Cagla Eroglu, in the cell biology department at Duke. She studies how supporting cells and neurons communicate, and how huntingtin operates in establishing connections. She taught me all the neurobiology I know and we now have a great collaboration and friendship. I also want to emphasize how helpful and wonderful my mentor Dennis Thiele has been. He is very supportive of women in science and of everyone in his lab, and none of this would have been possible without his help. He’s a great example of how you can balance life and science at the same time – you can have a wonderful family life and be very productive.

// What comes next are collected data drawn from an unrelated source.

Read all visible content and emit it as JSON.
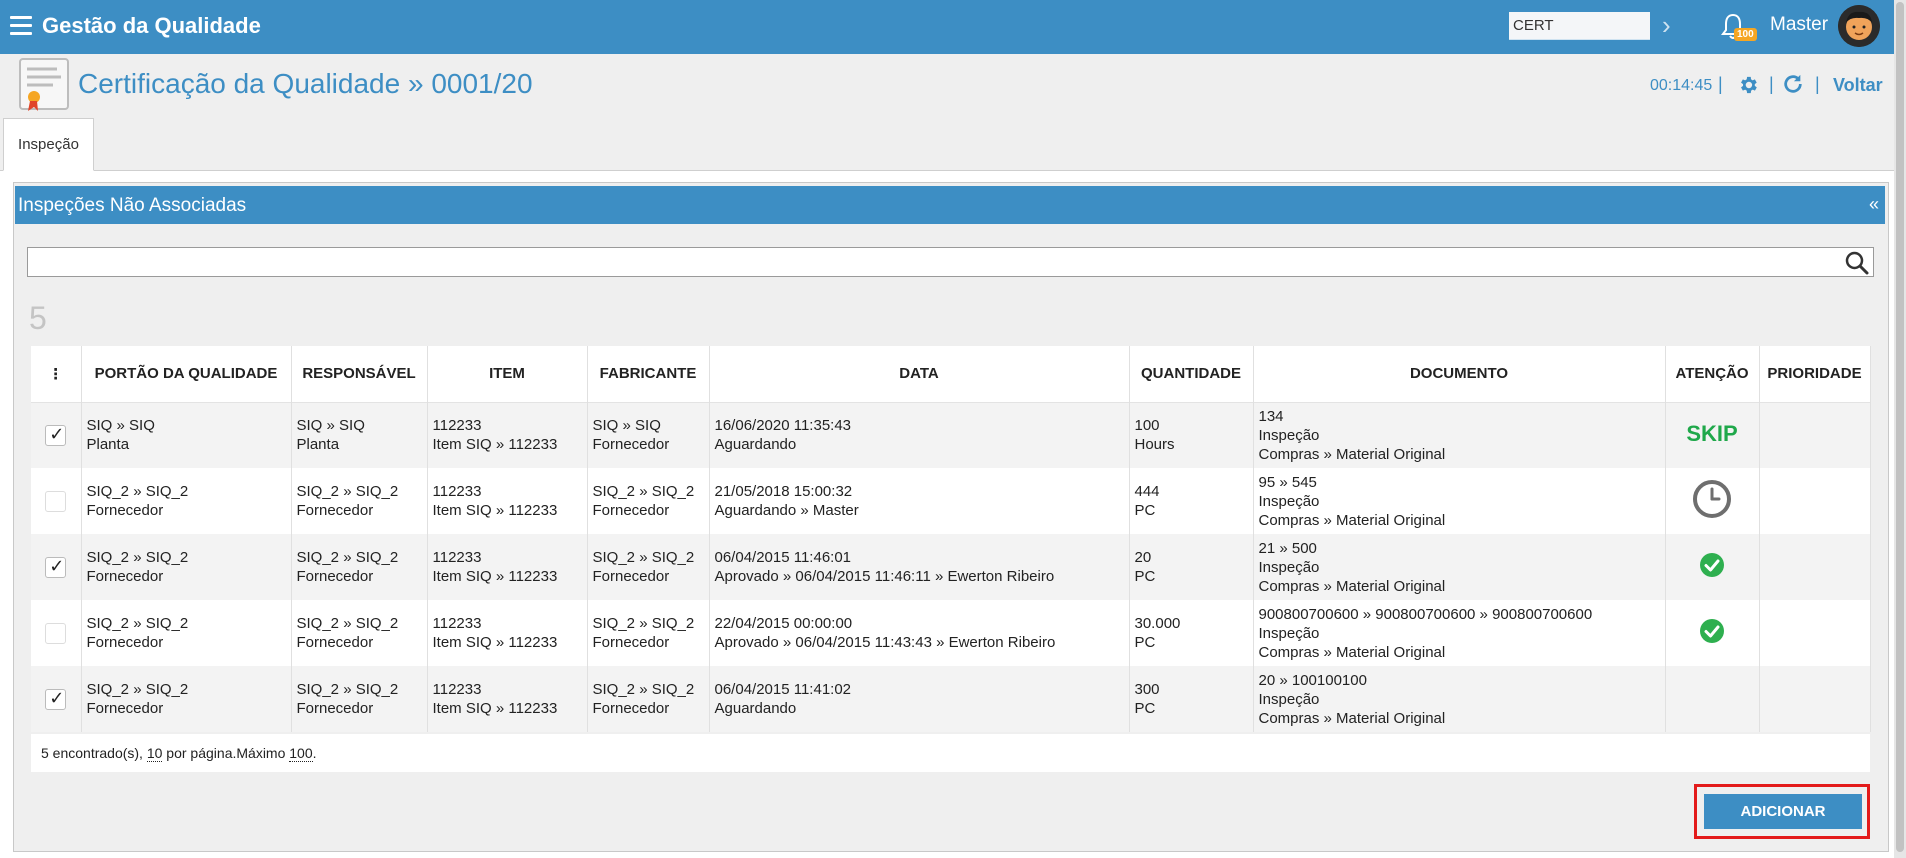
{
  "topbar": {
    "app_title": "Gestão da Qualidade",
    "env_value": "CERT",
    "notification_count": "100",
    "username": "Master"
  },
  "header": {
    "title": "Certificação da Qualidade » 0001/20",
    "timer": "00:14:45",
    "back_label": "Voltar"
  },
  "tabs": [
    {
      "label": "Inspeção"
    }
  ],
  "panel": {
    "title": "Inspeções Não Associadas",
    "collapse": "«",
    "count": "5"
  },
  "table": {
    "menu_glyph": "⋮",
    "columns": [
      "PORTÃO DA QUALIDADE",
      "RESPONSÁVEL",
      "ITEM",
      "FABRICANTE",
      "DATA",
      "QUANTIDADE",
      "DOCUMENTO",
      "ATENÇÃO",
      "PRIORIDADE"
    ],
    "rows": [
      {
        "checked": true,
        "gate": [
          "SIQ » SIQ",
          "Planta"
        ],
        "resp": [
          "SIQ » SIQ",
          "Planta"
        ],
        "item": [
          "112233",
          "Item SIQ » 112233"
        ],
        "maker": [
          "SIQ » SIQ",
          "Fornecedor"
        ],
        "date": [
          "16/06/2020 11:35:43",
          "Aguardando"
        ],
        "qty": [
          "100",
          "Hours"
        ],
        "doc": [
          "134",
          "Inspeção",
          "Compras » Material Original"
        ],
        "attention": "skip",
        "attention_text": "SKIP"
      },
      {
        "checked": false,
        "gate": [
          "SIQ_2 » SIQ_2",
          "Fornecedor"
        ],
        "resp": [
          "SIQ_2 » SIQ_2",
          "Fornecedor"
        ],
        "item": [
          "112233",
          "Item SIQ » 112233"
        ],
        "maker": [
          "SIQ_2 » SIQ_2",
          "Fornecedor"
        ],
        "date": [
          "21/05/2018 15:00:32",
          "Aguardando » Master"
        ],
        "qty": [
          "444",
          "PC"
        ],
        "doc": [
          "95 » 545",
          "Inspeção",
          "Compras » Material Original"
        ],
        "attention": "clock-icon"
      },
      {
        "checked": true,
        "gate": [
          "SIQ_2 » SIQ_2",
          "Fornecedor"
        ],
        "resp": [
          "SIQ_2 » SIQ_2",
          "Fornecedor"
        ],
        "item": [
          "112233",
          "Item SIQ » 112233"
        ],
        "maker": [
          "SIQ_2 » SIQ_2",
          "Fornecedor"
        ],
        "date": [
          "06/04/2015 11:46:01",
          "Aprovado » 06/04/2015 11:46:11 » Ewerton Ribeiro"
        ],
        "qty": [
          "20",
          "PC"
        ],
        "doc": [
          "21 » 500",
          "Inspeção",
          "Compras » Material Original"
        ],
        "attention": "check-circle-icon"
      },
      {
        "checked": false,
        "gate": [
          "SIQ_2 » SIQ_2",
          "Fornecedor"
        ],
        "resp": [
          "SIQ_2 » SIQ_2",
          "Fornecedor"
        ],
        "item": [
          "112233",
          "Item SIQ » 112233"
        ],
        "maker": [
          "SIQ_2 » SIQ_2",
          "Fornecedor"
        ],
        "date": [
          "22/04/2015 00:00:00",
          "Aprovado » 06/04/2015 11:43:43 » Ewerton Ribeiro"
        ],
        "qty": [
          "30.000",
          "PC"
        ],
        "doc": [
          "900800700600 » 900800700600 » 900800700600",
          "Inspeção",
          "Compras » Material Original"
        ],
        "attention": "check-circle-icon"
      },
      {
        "checked": true,
        "gate": [
          "SIQ_2 » SIQ_2",
          "Fornecedor"
        ],
        "resp": [
          "SIQ_2 » SIQ_2",
          "Fornecedor"
        ],
        "item": [
          "112233",
          "Item SIQ » 112233"
        ],
        "maker": [
          "SIQ_2 » SIQ_2",
          "Fornecedor"
        ],
        "date": [
          "06/04/2015 11:41:02",
          "Aguardando"
        ],
        "qty": [
          "300",
          "PC"
        ],
        "doc": [
          "20 » 100100100",
          "Inspeção",
          "Compras » Material Original"
        ],
        "attention": ""
      }
    ]
  },
  "footer": {
    "found_text": "5 encontrado(s), ",
    "per_page": "10",
    "per_page_text": " por página.Máximo ",
    "max": "100",
    "end": "."
  },
  "actions": {
    "add_label": "ADICIONAR"
  },
  "colors": {
    "primary": "#3d8ec4",
    "success": "#2eaf4f",
    "skip": "#1fa84a",
    "highlight": "#e31b1b"
  }
}
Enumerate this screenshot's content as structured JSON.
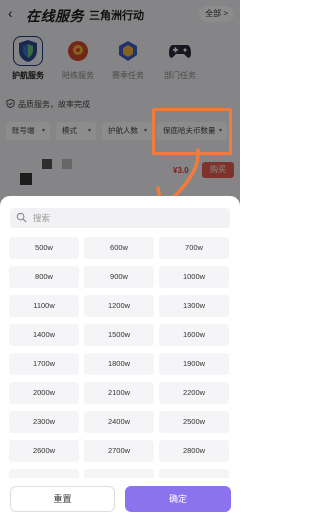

 In layman’s terms, please tell us some highlights about your project funded through the HDSA HD Human Biology Project.

We work on a transcription factor – the way I like to describe it is that the transcription factor is the general that puts all of the soldiers in place that fight against protein aggregation. In HD, proteins build up and kill neurons, and the chaperone proteins are the soldiers fighting against it. My work is trying to understand how to put all those soldiers in the right place – what can we do to improve the general’s orders?

What is the potential impact of your project on HD research?

When the general cannot send orders properly, the chaperone soldiers fail, so the entire military falls apart. Proteins called kinases are regulating the function of the general. A potential therapeutic approach in the future would be to target these kinases in order to improve the general’s orders. Right now we are studying a kinase that is hyperactive in HD, leading to less activity of chaperones removing bad proteins. We want to know whether this extra kinase activity correlates with progression of HD, and we want to understand whether this particular kinase could be responsible for why certain neurons are so vulnerable in HD. Providing new targets like this might interest a pharmaceutical company in exploring a drug that can increase chaperone activity to fight against protein aggregation.

When you are not locked away in the lab, what do you do for fun?  Do you have a special talent that most people would not know about you?

I wish I had a special talent! I have a young daughter and we love to do a lot of outdoor activities with her. My husband and I both grew up near the beach so we really want to teach her to swim. We’ll go anywhere and everywhere that there is water.